Supporting the community with a secure and stable experience, Google has launched OSS-Fuzz. The new beta project is aimed to enable “fuzz testing” of open source developments to reduce security vulnerabilities and logical bugs from software.
Google has been working with the “Core Infrastructure Initiative” community from the past few years to bring constant fuzzing for open source software. Fuzzing or simply known as fuzz testing triggers uncover errors by generating random inputs to a program. This is specifically of great use for open source projects that are available widely or are vital for the IT infrastructure globally.
“OSS-Fuzz’s goal is to make common software infrastructure more secure and stable by combining modern fuzzing techniques with scalable distributed execution,” writes Google’s testing team led by open research lead Meredith Whittaker, in a blog post.
The OSS-Fuzz project works with fuzzing engines and sanitizers to identify vulnerabilities in projects based on programming languages like C and C++. Google already tested the development on Chrome components and found several security issues and stability bugs. Moreover, the program has helped in reporting as many as 150 bugs from a large number of open source projects.

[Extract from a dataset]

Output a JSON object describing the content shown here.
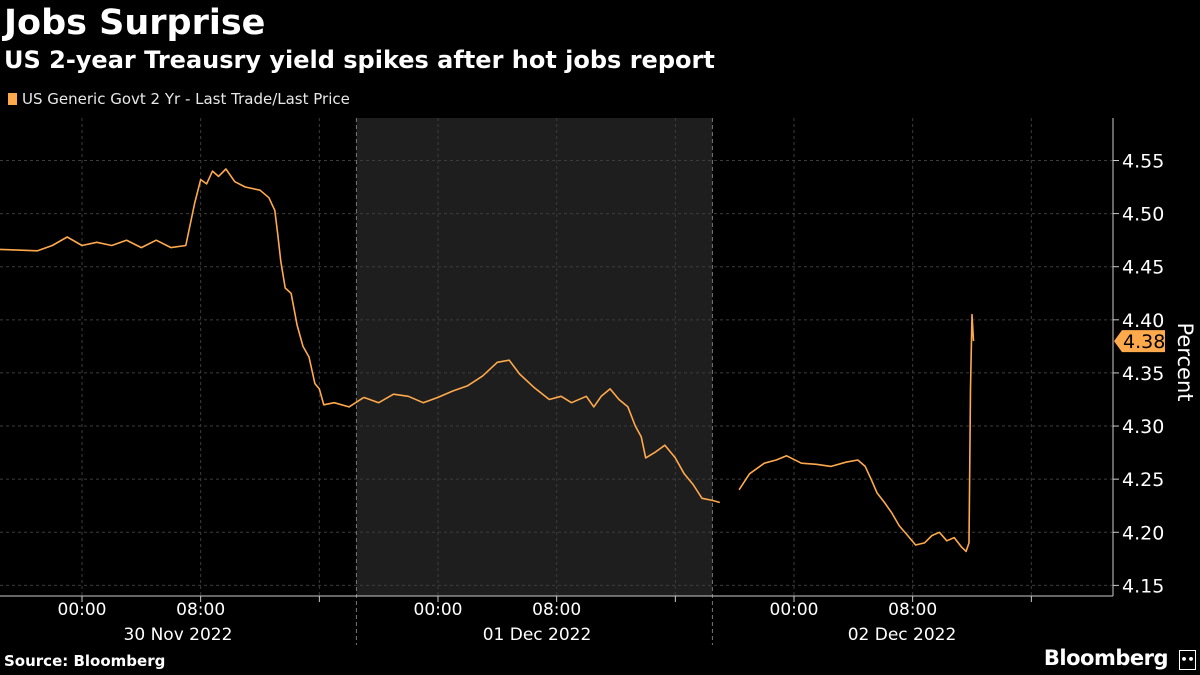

Developers can contribute to OSS-Fuzz through GitHub and assist in fixing bugs from critical open source applications, libraries and APIs. There is also a way to submit for fuzz testing a project that has a significant user base or critical to the global IT infrastructure.
Google has developed a 90-day deadline for openly reporting issues from submitted open source projects. However, there is 14-day grace period if a certain schedule is notified for releasing the patch to the Google team.